El hombre que comía
Durante varios años pude dedicarme a observarlo en un esmerado restaurante de Buenos Aires. Nunca supe su nombre, nunca pregunté. Pero cada viernes por la noche acudía con un grupo de amigos, no más de seis, y se sentaban siempre en la misma mesa.

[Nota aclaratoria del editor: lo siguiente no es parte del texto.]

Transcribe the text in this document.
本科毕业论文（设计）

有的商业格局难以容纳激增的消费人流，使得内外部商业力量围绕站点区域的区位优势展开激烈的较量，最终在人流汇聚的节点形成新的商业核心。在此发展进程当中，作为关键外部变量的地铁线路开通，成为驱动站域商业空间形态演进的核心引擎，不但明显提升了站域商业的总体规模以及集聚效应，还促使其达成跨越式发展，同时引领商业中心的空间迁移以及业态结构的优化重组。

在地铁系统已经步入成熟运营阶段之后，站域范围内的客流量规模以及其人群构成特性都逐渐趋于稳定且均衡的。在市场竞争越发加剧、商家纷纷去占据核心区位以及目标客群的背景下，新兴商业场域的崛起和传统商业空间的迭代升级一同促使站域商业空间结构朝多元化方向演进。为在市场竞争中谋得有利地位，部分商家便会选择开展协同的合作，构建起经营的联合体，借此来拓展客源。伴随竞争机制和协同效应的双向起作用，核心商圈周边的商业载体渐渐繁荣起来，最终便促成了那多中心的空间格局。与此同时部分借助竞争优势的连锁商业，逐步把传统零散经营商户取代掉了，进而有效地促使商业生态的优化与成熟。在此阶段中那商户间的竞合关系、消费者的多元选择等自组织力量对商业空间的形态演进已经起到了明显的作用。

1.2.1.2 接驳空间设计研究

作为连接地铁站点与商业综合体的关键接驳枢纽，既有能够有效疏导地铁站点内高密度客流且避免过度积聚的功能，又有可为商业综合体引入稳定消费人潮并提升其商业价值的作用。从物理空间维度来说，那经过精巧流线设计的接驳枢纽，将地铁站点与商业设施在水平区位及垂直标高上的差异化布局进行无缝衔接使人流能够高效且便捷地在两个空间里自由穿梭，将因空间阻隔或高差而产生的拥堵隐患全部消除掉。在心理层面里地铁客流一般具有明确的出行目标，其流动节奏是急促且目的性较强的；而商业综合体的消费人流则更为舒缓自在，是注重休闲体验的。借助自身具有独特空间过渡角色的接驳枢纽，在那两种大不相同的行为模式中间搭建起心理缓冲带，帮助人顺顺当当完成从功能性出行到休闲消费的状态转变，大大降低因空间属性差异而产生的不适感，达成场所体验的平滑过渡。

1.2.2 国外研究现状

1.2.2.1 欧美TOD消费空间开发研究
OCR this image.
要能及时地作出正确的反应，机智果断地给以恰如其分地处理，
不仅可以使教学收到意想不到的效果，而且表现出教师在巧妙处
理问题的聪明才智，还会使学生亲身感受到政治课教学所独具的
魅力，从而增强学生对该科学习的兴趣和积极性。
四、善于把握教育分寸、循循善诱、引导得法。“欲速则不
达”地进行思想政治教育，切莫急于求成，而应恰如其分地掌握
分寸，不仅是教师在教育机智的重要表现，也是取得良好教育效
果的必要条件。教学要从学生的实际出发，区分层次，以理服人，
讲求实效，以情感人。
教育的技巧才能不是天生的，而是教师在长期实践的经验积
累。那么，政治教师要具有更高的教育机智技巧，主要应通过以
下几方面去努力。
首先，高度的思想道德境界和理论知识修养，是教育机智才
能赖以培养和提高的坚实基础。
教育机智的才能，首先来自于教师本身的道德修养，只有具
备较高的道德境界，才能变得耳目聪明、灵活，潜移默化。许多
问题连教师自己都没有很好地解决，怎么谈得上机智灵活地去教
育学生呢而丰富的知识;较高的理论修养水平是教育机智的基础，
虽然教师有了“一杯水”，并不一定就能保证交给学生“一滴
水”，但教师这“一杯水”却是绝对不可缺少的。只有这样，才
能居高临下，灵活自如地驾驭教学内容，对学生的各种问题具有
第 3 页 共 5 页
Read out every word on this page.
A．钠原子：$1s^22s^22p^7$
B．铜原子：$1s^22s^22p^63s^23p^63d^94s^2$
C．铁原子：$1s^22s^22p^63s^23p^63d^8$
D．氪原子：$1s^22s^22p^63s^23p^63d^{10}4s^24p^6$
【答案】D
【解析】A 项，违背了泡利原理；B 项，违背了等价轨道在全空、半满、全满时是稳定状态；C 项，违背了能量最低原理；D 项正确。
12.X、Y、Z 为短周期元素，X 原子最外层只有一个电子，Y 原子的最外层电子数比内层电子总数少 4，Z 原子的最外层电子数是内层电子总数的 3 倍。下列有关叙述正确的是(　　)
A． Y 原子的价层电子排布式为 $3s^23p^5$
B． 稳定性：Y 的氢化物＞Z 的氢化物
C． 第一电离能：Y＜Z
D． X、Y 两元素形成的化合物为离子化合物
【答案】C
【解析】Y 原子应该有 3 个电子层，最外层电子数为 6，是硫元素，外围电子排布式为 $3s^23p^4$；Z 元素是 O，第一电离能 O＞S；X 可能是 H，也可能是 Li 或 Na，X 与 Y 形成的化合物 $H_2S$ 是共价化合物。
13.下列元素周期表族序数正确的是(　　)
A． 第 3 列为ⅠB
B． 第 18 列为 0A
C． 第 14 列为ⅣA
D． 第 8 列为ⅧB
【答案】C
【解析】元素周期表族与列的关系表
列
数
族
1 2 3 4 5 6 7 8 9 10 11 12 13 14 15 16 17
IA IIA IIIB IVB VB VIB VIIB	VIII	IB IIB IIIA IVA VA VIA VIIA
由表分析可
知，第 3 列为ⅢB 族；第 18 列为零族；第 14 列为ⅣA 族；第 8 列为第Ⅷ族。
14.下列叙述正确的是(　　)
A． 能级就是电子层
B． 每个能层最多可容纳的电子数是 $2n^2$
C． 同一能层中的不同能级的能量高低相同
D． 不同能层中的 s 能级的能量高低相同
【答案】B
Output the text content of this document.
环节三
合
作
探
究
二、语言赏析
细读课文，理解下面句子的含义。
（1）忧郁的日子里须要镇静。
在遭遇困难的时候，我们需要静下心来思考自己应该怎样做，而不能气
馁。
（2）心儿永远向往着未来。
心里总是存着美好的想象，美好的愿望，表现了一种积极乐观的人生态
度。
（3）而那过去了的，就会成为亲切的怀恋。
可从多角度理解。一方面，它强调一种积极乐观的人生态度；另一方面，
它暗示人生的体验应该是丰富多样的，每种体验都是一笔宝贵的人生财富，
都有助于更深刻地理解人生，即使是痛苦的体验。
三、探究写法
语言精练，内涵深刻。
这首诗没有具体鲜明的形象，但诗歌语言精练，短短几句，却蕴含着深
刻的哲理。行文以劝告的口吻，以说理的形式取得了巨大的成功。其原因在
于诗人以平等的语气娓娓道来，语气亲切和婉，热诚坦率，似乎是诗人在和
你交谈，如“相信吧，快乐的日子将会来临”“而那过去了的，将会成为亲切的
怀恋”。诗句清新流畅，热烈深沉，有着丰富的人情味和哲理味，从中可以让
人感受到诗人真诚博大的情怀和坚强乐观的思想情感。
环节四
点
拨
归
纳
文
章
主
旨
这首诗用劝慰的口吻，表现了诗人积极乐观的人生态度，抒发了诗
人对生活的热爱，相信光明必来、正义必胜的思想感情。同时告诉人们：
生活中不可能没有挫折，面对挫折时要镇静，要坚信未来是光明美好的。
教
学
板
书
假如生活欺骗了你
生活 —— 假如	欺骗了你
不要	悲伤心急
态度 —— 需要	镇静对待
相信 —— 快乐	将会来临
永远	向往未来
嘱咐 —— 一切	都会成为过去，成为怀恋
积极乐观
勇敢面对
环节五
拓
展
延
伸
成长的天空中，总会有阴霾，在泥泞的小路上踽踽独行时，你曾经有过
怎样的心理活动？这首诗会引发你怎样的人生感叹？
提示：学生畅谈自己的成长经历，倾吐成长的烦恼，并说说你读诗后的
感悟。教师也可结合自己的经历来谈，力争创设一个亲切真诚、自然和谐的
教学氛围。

Era un hombre de edad incierta, aunque sus compañeros parecían orbitar los 50, y muy pronto advertí algo extraño en este sujeto flaco y un poco atildado. Al principio, su actitud era la ordinaria. Conversaba, bromeaba con cierta reserva, comentaba alguna noticia o el resultado de un partido de fútbol ineludible. Pero se lo veía pendiente de los movimientos del personal, y en algún momento se envaraba y clavaba la vista en el maître, como un depredador, cuando lo veía aproximarse con las cartas. Aguardaba serenamente su turno y, por fin, tomaba su cuadernillo con ambas manos. No con una, como el resto, sino con las dos. Lo depositaba sobre la mesa y acariciaba un poco sus tapas negras antes de abrirlo. El maître solía deslizar algún consejo, pero él ya no estaba ahí. Había abierto la carta y empezaba a estudiarla con la minuciosidad del exégeta o el hermeneuta.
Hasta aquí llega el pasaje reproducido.